Catania Reluctantly Backs Off Health Plan

By David Nakamura
Washington Post Staff Writer
Wednesday, October 29, 2008

The D.C. Council member who created a plan to provide health care to thousands of uninsured residents said yesterday he wants to delay it to help the District create a $20 million cash reserve in the face of continued economic uncertainty.

David A. Catania (I-At Large), who sponsored the Healthy DC proposal that the council approved last spring, said he will formally ask his colleagues to postpone the program for at least a year.

Instead, Catania said the cash reserve is necessary to prepare for a likely continued decline in revenue, which could swell the rolls of residents who seek health care under the D.C. Healthcare Alliance, a safety net for low-income residents.

Catania has been critical of revenue estimates made by D.C. Chief Financial Officer Natwar M. Gandhi, who announced last month that the city faced a $131 million revenue shortfall for 2009. Although Mayor Adrian M. Fenty (D) has proposed closing the gap through a combination of spending cuts, including eliminating hundreds of vacant jobs and using special revenue that has accrued in the accounts of city agencies, Catania said he expects the fiscal crisis to worsen.

"No one looks forward to making reductions," Catania said at a news conference with Fenty. "This means we have to take action that is more aggressive than we'd like but that the times require."

As many as 25,000 residents might ultimately have been eligible for insurance under Healthy DC, under which some would pay monthly premiums as low as $20.

Catania said other initiatives would also have to be put on hold, including a planned increase in Medicaid reimbursements and a proposal to add medical doctors to public schools.

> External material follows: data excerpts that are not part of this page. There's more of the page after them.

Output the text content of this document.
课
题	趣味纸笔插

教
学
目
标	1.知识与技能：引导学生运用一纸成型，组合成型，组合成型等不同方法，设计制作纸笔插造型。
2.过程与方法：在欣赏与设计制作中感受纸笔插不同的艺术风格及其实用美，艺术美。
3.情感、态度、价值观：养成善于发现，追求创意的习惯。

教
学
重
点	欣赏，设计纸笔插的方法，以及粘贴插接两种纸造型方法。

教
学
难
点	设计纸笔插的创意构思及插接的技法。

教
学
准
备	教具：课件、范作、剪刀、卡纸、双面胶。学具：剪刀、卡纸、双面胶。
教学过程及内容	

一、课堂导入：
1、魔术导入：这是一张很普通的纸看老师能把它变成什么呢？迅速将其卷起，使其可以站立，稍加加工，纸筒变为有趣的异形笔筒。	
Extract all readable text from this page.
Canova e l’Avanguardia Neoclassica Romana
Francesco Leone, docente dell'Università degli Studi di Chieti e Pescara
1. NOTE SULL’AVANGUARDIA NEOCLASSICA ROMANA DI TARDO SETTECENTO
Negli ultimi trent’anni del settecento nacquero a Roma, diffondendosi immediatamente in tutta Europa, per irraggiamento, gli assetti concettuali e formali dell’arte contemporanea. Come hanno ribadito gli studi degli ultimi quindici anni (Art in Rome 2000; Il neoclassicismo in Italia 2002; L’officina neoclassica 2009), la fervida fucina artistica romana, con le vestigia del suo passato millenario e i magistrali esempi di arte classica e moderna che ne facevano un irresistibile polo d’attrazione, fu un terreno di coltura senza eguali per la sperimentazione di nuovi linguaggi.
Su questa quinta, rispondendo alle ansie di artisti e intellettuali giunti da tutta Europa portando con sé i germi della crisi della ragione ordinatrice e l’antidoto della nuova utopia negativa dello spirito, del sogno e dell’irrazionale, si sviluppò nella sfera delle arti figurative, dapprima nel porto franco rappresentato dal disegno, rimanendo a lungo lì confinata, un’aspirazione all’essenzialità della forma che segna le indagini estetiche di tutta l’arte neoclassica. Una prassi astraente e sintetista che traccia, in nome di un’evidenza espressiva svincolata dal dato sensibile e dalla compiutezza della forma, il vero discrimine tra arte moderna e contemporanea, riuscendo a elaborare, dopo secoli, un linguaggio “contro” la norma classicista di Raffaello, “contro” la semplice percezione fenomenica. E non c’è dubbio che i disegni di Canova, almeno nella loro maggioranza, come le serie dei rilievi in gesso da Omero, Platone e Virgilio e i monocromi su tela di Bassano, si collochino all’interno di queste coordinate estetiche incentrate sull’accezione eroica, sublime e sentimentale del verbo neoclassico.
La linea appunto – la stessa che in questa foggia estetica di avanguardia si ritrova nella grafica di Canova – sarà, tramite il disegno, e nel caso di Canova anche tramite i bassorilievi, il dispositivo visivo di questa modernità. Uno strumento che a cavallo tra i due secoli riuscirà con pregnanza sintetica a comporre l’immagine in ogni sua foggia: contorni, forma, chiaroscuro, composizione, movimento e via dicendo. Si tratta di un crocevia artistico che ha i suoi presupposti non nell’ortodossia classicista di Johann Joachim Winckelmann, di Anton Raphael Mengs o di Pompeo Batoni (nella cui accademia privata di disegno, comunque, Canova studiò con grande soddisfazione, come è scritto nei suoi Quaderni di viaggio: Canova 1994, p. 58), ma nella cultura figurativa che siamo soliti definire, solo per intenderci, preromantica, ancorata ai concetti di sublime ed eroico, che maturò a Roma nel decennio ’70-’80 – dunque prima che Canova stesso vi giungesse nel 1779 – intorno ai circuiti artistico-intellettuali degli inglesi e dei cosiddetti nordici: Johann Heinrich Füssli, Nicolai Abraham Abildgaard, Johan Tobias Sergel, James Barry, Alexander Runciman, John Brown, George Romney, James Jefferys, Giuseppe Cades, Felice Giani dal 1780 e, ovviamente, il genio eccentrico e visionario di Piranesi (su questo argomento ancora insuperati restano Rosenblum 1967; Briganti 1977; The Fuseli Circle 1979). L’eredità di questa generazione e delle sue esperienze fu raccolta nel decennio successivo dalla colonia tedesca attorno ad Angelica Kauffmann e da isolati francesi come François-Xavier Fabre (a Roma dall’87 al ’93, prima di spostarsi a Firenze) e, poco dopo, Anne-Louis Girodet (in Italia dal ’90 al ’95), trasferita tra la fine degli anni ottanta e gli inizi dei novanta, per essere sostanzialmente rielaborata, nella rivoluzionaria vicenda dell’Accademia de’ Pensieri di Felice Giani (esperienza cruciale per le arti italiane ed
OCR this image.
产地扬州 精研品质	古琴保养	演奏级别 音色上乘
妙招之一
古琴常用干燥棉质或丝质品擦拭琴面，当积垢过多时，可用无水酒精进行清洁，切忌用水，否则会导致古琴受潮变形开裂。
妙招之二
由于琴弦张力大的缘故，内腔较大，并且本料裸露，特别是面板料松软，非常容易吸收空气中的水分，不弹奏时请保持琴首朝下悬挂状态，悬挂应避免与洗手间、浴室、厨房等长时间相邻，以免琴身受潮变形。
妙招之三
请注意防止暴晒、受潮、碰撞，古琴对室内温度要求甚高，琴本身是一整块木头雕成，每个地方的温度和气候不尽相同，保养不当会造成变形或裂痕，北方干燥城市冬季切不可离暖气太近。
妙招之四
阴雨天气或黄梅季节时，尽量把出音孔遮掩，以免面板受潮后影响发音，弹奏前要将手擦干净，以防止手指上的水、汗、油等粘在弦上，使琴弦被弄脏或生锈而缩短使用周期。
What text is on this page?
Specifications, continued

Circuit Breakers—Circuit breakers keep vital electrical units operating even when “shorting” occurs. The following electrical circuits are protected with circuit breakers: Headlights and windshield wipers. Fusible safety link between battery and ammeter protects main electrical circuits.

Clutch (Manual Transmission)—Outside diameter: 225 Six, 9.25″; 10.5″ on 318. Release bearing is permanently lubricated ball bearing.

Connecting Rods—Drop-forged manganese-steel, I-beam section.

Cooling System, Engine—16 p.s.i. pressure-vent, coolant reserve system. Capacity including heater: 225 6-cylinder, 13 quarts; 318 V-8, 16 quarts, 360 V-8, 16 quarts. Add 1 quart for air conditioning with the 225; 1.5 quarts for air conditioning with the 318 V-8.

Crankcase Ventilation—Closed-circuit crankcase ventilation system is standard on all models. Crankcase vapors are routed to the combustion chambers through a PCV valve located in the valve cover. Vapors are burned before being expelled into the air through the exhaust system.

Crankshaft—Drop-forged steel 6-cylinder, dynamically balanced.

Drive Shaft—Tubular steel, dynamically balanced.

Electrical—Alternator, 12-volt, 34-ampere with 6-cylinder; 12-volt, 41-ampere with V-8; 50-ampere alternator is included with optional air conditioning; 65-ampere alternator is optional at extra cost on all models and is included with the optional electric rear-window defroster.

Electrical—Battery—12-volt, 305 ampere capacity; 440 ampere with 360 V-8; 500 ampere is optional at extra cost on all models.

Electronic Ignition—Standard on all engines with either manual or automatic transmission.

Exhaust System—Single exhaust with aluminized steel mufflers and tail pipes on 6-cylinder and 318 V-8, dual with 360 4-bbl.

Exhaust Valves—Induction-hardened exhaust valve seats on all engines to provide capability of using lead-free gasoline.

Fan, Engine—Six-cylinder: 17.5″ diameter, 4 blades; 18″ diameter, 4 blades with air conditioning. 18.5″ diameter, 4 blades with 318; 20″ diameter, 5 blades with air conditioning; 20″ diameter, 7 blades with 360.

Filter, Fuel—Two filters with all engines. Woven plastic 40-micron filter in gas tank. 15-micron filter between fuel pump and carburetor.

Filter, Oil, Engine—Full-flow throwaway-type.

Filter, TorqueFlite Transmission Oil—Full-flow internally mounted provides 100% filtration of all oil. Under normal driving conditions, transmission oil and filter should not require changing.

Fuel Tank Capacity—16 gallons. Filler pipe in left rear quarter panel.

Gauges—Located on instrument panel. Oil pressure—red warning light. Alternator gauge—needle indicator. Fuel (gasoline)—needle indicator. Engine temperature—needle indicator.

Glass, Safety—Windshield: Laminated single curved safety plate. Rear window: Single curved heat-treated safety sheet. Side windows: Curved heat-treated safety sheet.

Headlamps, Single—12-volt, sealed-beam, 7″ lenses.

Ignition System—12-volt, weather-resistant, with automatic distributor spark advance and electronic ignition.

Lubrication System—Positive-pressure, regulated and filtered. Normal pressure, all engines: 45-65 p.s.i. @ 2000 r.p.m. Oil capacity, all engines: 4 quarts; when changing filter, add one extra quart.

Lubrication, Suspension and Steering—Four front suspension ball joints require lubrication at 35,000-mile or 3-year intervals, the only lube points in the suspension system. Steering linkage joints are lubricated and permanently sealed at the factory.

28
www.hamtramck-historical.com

He said the estimates Gandhi released in September were based on reviews of financial indicators conducted in August, before the Wall Street meltdown. Although Gandhi has acknowledged that the stock market troubles could further cut into revenue, he has been hopeful that the $700 billion federal bailout will help stabilize the stock market.

"You cannot budget wisely on a week-to-week basis by reading the Dow Jones averages," said David Umansky, Gandhi's spokesman. "In addition, the federal government is making a massive intervention in the financial markets. Uncertainty dominates, and the real economic effects are just beginning to show up in the data. We will monitor these trends closely and have a much better sense of their impacts for the December revenue estimate."

The council has yet to vote on Fenty's plan to close the budget gap, saying it needs information on some of the measures. But Fenty, who supported Catania's effort to postpone Healthy DC and other programs, said yesterday that he will issue an executive order to immediately reduce expenditures throughout the government by $52 million. He'll need council approval to trim an additional $8 million in spending and use about $71 million in the accounts of the city agencies to balance the budget.